ANS: D Because diagnostic testing for heartburn that is probably caused by gastroesophageal reflux disease (GERD) is expensive and uncomfortable, proton pump inhibitors are frequently used for a short period as the first step in the diagnosis of GERD. The other tests may be used but are not usually the first step in diagnosis.

All of the following orders are received for a patient who has vomited 1500 mL of bright red blood. Which order will the nurse implement first? a. Insert a nasogastric (NG) tube and connect to suction. b. Administer intravenous (IV) famotidine (Pepcid) 40 mg. c. Draw blood for typing and crossmatching. d. Infuse 1000 mL of lactated Ringer's solution.

ANS: D Because the patient has vomited a large amount of blood, correction of hypovolemia and prevention of hypovolemic shock are the priorities. The other actions also are important to implement quickly but are not the highest priorities.

The nurse is assessing a patient with gastroesophageal reflux disease (GERD) who is experiencing increasing discomfort. Which patient statement indicates that additional patient education about GERD is needed? a. "I take antacids between meals and at bedtime each night." b. "I sleep with the head of the bed elevated on 4-inch blocks." c. "I quit smoking several years ago, but I still chew a lot of gum." d. "I eat small meals throughout the day and have a bedtime snack."

ANS: D GERD is exacerbated by eating late at night, and the nurse should plan to teach the patient to avoid eating at bedtime. The other patient actions are appropriate to control symptoms of GERD.

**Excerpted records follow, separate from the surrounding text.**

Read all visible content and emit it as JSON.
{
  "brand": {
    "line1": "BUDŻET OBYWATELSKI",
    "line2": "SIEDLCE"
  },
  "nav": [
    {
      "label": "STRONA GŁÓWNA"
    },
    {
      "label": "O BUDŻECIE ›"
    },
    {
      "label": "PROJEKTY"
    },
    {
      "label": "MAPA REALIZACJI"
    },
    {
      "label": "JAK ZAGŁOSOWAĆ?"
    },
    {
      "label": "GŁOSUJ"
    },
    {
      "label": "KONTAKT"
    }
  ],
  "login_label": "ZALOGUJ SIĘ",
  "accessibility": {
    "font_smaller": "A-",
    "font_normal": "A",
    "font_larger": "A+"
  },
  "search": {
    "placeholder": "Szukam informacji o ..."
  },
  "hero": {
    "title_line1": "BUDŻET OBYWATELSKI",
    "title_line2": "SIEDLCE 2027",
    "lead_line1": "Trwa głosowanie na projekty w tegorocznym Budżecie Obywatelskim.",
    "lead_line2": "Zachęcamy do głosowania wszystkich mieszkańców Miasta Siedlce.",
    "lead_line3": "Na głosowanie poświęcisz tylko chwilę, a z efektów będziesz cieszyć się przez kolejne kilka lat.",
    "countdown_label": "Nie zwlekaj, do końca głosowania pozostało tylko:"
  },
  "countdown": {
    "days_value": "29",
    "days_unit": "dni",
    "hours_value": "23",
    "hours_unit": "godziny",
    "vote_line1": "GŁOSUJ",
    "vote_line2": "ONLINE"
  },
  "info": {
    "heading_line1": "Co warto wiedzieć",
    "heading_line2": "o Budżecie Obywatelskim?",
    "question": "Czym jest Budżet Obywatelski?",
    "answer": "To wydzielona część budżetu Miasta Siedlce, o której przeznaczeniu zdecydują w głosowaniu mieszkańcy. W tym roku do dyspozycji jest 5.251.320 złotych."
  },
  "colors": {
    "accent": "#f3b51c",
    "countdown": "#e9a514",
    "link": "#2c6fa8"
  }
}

Which patient would be at highest risk for developing oral candidiasis? A. A 74-yr-old patient who has vitamin B and C deficiencies B. A 22-yr-old patient who smokes 2 packs of cigarettes per day C. A 32-yr-old patient who is receiving ciprofloxacin for 3 weeks D. A 58-yr-old patient who is receiving amphotericin B for 2 days

C. A 32-yr-old patient who is receiving ciprofloxacin for 3 weeks Oral candidiasis is caused by prolonged antibiotic treatment (e.g., ciprofloxacin) or high doses of corticosteroids. Amphotericin B is used to treat candidiasis. Vitamin B and C deficiencies may lead to Vincent's infection. Use of tobacco products leads to stomatitis, not candidiasis.

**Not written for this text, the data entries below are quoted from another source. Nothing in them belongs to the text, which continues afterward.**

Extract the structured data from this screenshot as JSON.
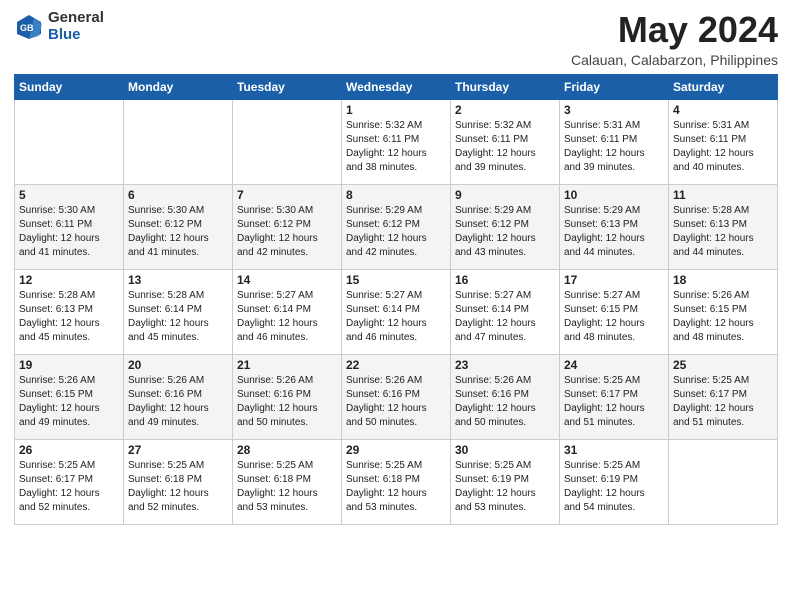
{
  "header": {
    "logo_general": "General",
    "logo_blue": "Blue",
    "title": "May 2024",
    "location": "Calauan, Calabarzon, Philippines"
  },
  "weekdays": [
    "Sunday",
    "Monday",
    "Tuesday",
    "Wednesday",
    "Thursday",
    "Friday",
    "Saturday"
  ],
  "weeks": [
    [
      {
        "day": "",
        "detail": ""
      },
      {
        "day": "",
        "detail": ""
      },
      {
        "day": "",
        "detail": ""
      },
      {
        "day": "1",
        "detail": "Sunrise: 5:32 AM\nSunset: 6:11 PM\nDaylight: 12 hours\nand 38 minutes."
      },
      {
        "day": "2",
        "detail": "Sunrise: 5:32 AM\nSunset: 6:11 PM\nDaylight: 12 hours\nand 39 minutes."
      },
      {
        "day": "3",
        "detail": "Sunrise: 5:31 AM\nSunset: 6:11 PM\nDaylight: 12 hours\nand 39 minutes."
      },
      {
        "day": "4",
        "detail": "Sunrise: 5:31 AM\nSunset: 6:11 PM\nDaylight: 12 hours\nand 40 minutes."
      }
    ],
    [
      {
        "day": "5",
        "detail": "Sunrise: 5:30 AM\nSunset: 6:11 PM\nDaylight: 12 hours\nand 41 minutes."
      },
      {
        "day": "6",
        "detail": "Sunrise: 5:30 AM\nSunset: 6:12 PM\nDaylight: 12 hours\nand 41 minutes."
      },
      {
        "day": "7",
        "detail": "Sunrise: 5:30 AM\nSunset: 6:12 PM\nDaylight: 12 hours\nand 42 minutes."
      },
      {
        "day": "8",
        "detail": "Sunrise: 5:29 AM\nSunset: 6:12 PM\nDaylight: 12 hours\nand 42 minutes."
      },
      {
        "day": "9",
        "detail": "Sunrise: 5:29 AM\nSunset: 6:12 PM\nDaylight: 12 hours\nand 43 minutes."
      },
      {
        "day": "10",
        "detail": "Sunrise: 5:29 AM\nSunset: 6:13 PM\nDaylight: 12 hours\nand 44 minutes."
      },
      {
        "day": "11",
        "detail": "Sunrise: 5:28 AM\nSunset: 6:13 PM\nDaylight: 12 hours\nand 44 minutes."
      }
    ],
    [
      {
        "day": "12",
        "detail": "Sunrise: 5:28 AM\nSunset: 6:13 PM\nDaylight: 12 hours\nand 45 minutes."
      },
      {
        "day": "13",
        "detail": "Sunrise: 5:28 AM\nSunset: 6:14 PM\nDaylight: 12 hours\nand 45 minutes."
      },
      {
        "day": "14",
        "detail": "Sunrise: 5:27 AM\nSunset: 6:14 PM\nDaylight: 12 hours\nand 46 minutes."
      },
      {
        "day": "15",
        "detail": "Sunrise: 5:27 AM\nSunset: 6:14 PM\nDaylight: 12 hours\nand 46 minutes."
      },
      {
        "day": "16",
        "detail": "Sunrise: 5:27 AM\nSunset: 6:14 PM\nDaylight: 12 hours\nand 47 minutes."
      },
      {
        "day": "17",
        "detail": "Sunrise: 5:27 AM\nSunset: 6:15 PM\nDaylight: 12 hours\nand 48 minutes."
      },
      {
        "day": "18",
        "detail": "Sunrise: 5:26 AM\nSunset: 6:15 PM\nDaylight: 12 hours\nand 48 minutes."
      }
    ],
    [
      {
        "day": "19",
        "detail": "Sunrise: 5:26 AM\nSunset: 6:15 PM\nDaylight: 12 hours\nand 49 minutes."
      },
      {
        "day": "20",
        "detail": "Sunrise: 5:26 AM\nSunset: 6:16 PM\nDaylight: 12 hours\nand 49 minutes."
      },
      {
        "day": "21",
        "detail": "Sunrise: 5:26 AM\nSunset: 6:16 PM\nDaylight: 12 hours\nand 50 minutes."
      },
      {
        "day": "22",
        "detail": "Sunrise: 5:26 AM\nSunset: 6:16 PM\nDaylight: 12 hours\nand 50 minutes."
      },
      {
        "day": "23",
        "detail": "Sunrise: 5:26 AM\nSunset: 6:16 PM\nDaylight: 12 hours\nand 50 minutes."
      },
      {
        "day": "24",
        "detail": "Sunrise: 5:25 AM\nSunset: 6:17 PM\nDaylight: 12 hours\nand 51 minutes."
      },
      {
        "day": "25",
        "detail": "Sunrise: 5:25 AM\nSunset: 6:17 PM\nDaylight: 12 hours\nand 51 minutes."
      }
    ],
    [
      {
        "day": "26",
        "detail": "Sunrise: 5:25 AM\nSunset: 6:17 PM\nDaylight: 12 hours\nand 52 minutes."
      },
      {
        "day": "27",
        "detail": "Sunrise: 5:25 AM\nSunset: 6:18 PM\nDaylight: 12 hours\nand 52 minutes."
      },
      {
        "day": "28",
        "detail": "Sunrise: 5:25 AM\nSunset: 6:18 PM\nDaylight: 12 hours\nand 53 minutes."
      },
      {
        "day": "29",
        "detail": "Sunrise: 5:25 AM\nSunset: 6:18 PM\nDaylight: 12 hours\nand 53 minutes."
      },
      {
        "day": "30",
        "detail": "Sunrise: 5:25 AM\nSunset: 6:19 PM\nDaylight: 12 hours\nand 53 minutes."
      },
      {
        "day": "31",
        "detail": "Sunrise: 5:25 AM\nSunset: 6:19 PM\nDaylight: 12 hours\nand 54 minutes."
      },
      {
        "day": "",
        "detail": ""
      }
    ]
  ]
}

The nurse is teaching a group of college students how to prevent food poisoning. Which comment shows an understanding of foodborne illness protection? A. "Eating raw cookie dough from the package is a great snack when you do not have time to bake." B. "Since we only have one cutting board, we can cut up chicken and salad vegetables at the same time." C. "To save refrigerator space, leftover food can be kept on the counter if it is in sealed containers." D. "When the cafeteria gave me a pink hamburger, I sent it back and asked for a new bun and clean plate."

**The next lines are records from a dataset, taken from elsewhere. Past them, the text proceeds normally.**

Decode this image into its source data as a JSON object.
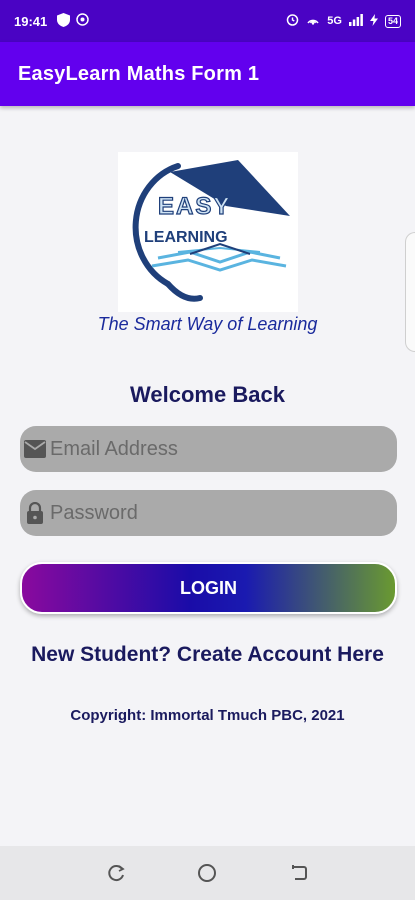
{
  "status_bar": {
    "time": "19:41",
    "battery_level": "54",
    "signal_text": "5G"
  },
  "app_bar": {
    "title": "EasyLearn Maths Form 1"
  },
  "logo": {
    "word_top": "EASY",
    "word_bottom": "LEARNING",
    "colors": {
      "navy": "#1f3f7a",
      "light_blue": "#5ab4e0"
    }
  },
  "tagline": "The Smart Way of Learning",
  "welcome": "Welcome Back",
  "email": {
    "placeholder": "Email Address",
    "icon": "mail-icon"
  },
  "password": {
    "placeholder": "Password",
    "icon": "lock-icon"
  },
  "login_button": {
    "label": "LOGIN"
  },
  "create_account": "New Student? Create Account Here",
  "copyright": "Copyright: Immortal Tmuch PBC, 2021",
  "colors": {
    "status_bar": "#4a03c4",
    "app_bar": "#6200ee",
    "text_dark": "#1a1a5e",
    "tagline": "#1a2a9c"
  }
}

D. "When the cafeteria gave me a pink hamburger, I sent it back and asked for a new bun and clean plate." The student who did not accept the pink hamburger and asked for a new bun and clean plate understood that the pink meat may not have reached 160°F and could be contaminated with bacteria. Improperly storing cooked foods, eating raw cookie dough from a refrigerated package, and only using one cutting board without washing it with hot soapy water between the chicken and salad vegetables could all lead to food poisoning from contamination.